Designing a UAS organ delivery system
To create a UAS designed to carry an organ and provide real-time monitoring of its condition, Scalea partnered with several medical technology companies to design and develop the Human Organ Monitoring and Quality Assurance Apparatus for Long-Distance Travel (HOMAL; patent pending). It measures and maintains temperature, barometric pressure, altitude, vibration, and location (via GPS) during transportation and transmits the information to the smartphones of transplant personnel.
The unmanned aircraft and operating systems were designed by UMD UAS Test Site engineers to meet the rigid medical, technical, and regulatory demands of carrying a donor organ for human transplantation.
“We built in a lot of redundancies, because we want to do everything possible to protect the payload,” said Anthony Pucciarella, director of operations at the UMD UAS Test Site. These safeguards included backup propellers and motors, dual batteries, a backup power distribution board, and a parachute recovery system (in case the entire aircraft fails).
Maryland faculty and researchers believe this prototype organ transport blazes a trail for the use of UAS to expand access to donated organs, improving outcomes for more people in need of organ transplants.
“As a result of the outstanding collaboration among surgeons, engineers, the Federal Aviation Administration (FAA), organ procurement specialists, pilots, nurses, and, ultimately, the patient, we were able to make a pioneering breakthrough in transplantation,” said Joseph Scalea, MD, assistant professor of surgery at UMSOM, project lead, and one of the surgeons who performed the transplant at UMMC.
Prior to this landmark organ delivery flight, the Maryland partners worked together to develop and test the UAS by first successfully transporting saline, blood tubes, and other materials, and then by transporting a healthy, but nonviable, human kidney.

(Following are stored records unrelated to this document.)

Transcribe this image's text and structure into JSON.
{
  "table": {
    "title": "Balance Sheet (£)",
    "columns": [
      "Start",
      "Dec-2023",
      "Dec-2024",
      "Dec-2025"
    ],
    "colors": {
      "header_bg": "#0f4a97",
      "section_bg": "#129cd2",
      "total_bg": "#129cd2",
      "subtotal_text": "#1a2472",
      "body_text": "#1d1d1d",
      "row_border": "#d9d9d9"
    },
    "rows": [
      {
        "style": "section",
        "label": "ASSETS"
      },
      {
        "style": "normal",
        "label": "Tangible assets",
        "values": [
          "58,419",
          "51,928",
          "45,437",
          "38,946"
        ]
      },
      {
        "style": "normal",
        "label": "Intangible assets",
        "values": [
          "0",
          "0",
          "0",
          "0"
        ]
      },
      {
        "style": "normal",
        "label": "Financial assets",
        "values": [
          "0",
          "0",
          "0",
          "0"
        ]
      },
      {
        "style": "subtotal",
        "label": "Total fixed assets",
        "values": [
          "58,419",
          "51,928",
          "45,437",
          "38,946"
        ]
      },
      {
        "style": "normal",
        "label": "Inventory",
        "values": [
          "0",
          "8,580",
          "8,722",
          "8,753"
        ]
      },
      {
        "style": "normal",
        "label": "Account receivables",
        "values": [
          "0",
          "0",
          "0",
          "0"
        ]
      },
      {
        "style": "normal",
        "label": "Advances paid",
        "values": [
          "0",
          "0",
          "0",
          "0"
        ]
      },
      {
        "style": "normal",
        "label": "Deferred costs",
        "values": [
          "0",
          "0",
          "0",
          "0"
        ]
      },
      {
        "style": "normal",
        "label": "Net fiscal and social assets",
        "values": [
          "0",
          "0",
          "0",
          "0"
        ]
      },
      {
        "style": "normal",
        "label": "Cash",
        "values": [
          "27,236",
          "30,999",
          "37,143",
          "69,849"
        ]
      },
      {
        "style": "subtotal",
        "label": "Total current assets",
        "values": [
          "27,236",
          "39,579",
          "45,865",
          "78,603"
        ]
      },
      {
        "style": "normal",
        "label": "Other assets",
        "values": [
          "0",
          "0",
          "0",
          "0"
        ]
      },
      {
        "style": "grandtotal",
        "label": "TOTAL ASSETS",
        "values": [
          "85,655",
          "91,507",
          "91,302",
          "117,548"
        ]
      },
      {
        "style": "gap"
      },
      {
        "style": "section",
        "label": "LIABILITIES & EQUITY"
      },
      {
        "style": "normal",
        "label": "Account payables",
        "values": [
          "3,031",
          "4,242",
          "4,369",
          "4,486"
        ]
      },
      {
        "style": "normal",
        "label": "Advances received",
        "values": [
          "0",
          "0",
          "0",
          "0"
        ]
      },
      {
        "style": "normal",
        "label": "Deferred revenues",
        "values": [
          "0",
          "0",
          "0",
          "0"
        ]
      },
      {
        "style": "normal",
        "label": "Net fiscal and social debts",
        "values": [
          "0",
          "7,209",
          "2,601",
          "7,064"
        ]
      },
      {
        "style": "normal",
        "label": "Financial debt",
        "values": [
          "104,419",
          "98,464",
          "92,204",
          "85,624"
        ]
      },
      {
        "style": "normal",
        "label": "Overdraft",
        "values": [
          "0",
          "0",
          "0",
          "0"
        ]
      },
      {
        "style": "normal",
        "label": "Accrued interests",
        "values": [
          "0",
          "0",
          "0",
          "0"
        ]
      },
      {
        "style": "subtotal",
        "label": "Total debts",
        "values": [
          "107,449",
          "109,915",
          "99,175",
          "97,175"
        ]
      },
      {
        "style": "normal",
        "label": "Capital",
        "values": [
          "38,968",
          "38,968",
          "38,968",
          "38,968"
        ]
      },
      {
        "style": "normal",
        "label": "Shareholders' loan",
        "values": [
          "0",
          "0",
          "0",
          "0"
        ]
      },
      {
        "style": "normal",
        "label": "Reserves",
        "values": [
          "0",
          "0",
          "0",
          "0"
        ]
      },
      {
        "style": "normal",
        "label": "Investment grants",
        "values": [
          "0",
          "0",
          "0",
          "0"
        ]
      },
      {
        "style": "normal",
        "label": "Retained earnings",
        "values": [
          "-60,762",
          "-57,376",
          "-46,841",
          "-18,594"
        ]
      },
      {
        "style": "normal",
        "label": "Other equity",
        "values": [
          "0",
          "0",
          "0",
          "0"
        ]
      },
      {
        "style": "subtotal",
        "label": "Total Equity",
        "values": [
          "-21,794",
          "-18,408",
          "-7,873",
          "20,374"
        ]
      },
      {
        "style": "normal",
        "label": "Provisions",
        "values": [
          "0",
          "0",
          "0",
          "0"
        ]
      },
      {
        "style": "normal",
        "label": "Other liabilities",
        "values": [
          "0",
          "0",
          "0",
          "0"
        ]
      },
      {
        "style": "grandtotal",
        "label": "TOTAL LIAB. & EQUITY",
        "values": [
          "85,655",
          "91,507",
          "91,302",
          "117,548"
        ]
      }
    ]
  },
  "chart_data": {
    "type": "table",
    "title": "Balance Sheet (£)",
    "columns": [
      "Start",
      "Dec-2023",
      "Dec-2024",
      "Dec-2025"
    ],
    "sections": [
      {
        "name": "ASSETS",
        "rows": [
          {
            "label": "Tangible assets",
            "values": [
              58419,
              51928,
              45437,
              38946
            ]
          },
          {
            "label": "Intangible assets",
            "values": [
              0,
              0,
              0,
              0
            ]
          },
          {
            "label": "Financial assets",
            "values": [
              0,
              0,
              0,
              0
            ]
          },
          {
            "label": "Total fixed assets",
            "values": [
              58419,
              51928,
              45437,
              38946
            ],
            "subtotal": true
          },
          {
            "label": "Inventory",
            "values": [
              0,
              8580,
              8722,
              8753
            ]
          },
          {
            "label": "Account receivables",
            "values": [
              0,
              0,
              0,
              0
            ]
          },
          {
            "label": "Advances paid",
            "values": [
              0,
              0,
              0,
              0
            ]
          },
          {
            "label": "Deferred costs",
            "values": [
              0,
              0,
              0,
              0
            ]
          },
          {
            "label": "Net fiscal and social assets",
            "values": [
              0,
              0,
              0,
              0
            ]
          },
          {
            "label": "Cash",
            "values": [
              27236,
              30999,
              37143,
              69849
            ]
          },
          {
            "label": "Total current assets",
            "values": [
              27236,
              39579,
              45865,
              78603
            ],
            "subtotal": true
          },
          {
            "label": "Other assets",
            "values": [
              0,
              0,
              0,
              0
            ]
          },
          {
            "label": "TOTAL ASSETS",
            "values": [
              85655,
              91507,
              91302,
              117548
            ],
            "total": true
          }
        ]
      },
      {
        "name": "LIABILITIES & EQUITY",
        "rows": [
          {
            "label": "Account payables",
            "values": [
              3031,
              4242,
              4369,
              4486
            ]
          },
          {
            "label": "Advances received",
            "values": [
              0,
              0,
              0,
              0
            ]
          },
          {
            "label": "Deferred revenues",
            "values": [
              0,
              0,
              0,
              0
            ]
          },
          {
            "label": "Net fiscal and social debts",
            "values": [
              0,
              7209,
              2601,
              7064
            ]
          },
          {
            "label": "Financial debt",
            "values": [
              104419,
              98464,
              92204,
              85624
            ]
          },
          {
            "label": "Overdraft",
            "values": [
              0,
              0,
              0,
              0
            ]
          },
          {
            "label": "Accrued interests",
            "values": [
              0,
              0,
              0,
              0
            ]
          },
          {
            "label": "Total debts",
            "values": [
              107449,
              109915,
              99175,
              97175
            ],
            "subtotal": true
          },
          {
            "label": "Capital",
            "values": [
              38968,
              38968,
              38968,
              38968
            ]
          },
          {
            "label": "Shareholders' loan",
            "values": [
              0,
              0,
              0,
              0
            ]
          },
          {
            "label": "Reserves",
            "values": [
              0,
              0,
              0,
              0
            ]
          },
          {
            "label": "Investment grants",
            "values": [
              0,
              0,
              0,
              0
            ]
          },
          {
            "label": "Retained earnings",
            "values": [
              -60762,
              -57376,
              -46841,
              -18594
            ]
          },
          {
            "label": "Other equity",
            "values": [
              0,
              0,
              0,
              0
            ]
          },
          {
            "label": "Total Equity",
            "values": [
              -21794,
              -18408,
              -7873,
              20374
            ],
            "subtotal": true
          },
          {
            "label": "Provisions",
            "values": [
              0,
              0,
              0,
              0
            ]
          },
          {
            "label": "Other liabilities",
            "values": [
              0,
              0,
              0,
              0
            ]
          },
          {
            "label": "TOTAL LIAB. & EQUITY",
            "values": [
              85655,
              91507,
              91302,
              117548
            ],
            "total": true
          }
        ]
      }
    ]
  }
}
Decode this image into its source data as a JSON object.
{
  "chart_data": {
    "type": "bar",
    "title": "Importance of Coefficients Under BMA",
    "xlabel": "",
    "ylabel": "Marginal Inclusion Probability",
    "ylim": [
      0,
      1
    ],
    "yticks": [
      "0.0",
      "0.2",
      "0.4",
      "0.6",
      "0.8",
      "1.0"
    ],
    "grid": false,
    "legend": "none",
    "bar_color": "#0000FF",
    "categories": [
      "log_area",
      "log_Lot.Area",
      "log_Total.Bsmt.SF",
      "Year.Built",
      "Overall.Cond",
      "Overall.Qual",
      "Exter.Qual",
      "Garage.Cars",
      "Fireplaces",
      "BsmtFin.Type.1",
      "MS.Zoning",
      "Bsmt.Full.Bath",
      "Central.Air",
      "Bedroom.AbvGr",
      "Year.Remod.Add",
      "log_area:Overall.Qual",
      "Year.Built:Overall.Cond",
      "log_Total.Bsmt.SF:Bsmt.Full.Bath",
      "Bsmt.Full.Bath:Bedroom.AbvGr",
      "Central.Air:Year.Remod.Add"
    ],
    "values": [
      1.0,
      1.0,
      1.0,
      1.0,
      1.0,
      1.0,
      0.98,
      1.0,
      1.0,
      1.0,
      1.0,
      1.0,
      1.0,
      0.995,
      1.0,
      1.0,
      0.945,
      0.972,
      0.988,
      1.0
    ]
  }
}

These test flights were preceded in 2016 by the state of Maryland’s first civil unmanned aerial delivery of simulated medical cargo, a collaborative effort between UMD’s UAS Test Site and the University of Maryland Shore Regional Health in Easton, Maryland, to illustrate how the use of UAS could radically change medical care and impact the lives of real people.
“This history-making flight not only represents a breakthrough from a technological point of view, but provides an exemplary demonstration of how engineering expertise and ingenuity ultimately serve human needs – in this case, the need to improve the reliability and efficiency of organ delivery to hospitals conducting transplant surgery,” said Darryll J. Pines, Ph.D., dean of the A. James Clark School of Engineering and Nariman Farvardin Professor of Aerospace Engineering. “As astonishing as this breakthrough is from a purely engineering point of view, there’s a larger purpose at stake. It’s ultimately not about the technology; it’s about enhancing human life.”
DISCLOSURE: Dr. Scalea is founder of a private data analytics company, Transplant Logistics and Informatics. Funding for this research was provided by the Maryland Technology Development Corporation (TEDCO) with additional resources from the UAS Test Site, UMSOM, UMMC, the University of Maryland, Baltimore, Office of Technology Transfer, and the City of Baltimore.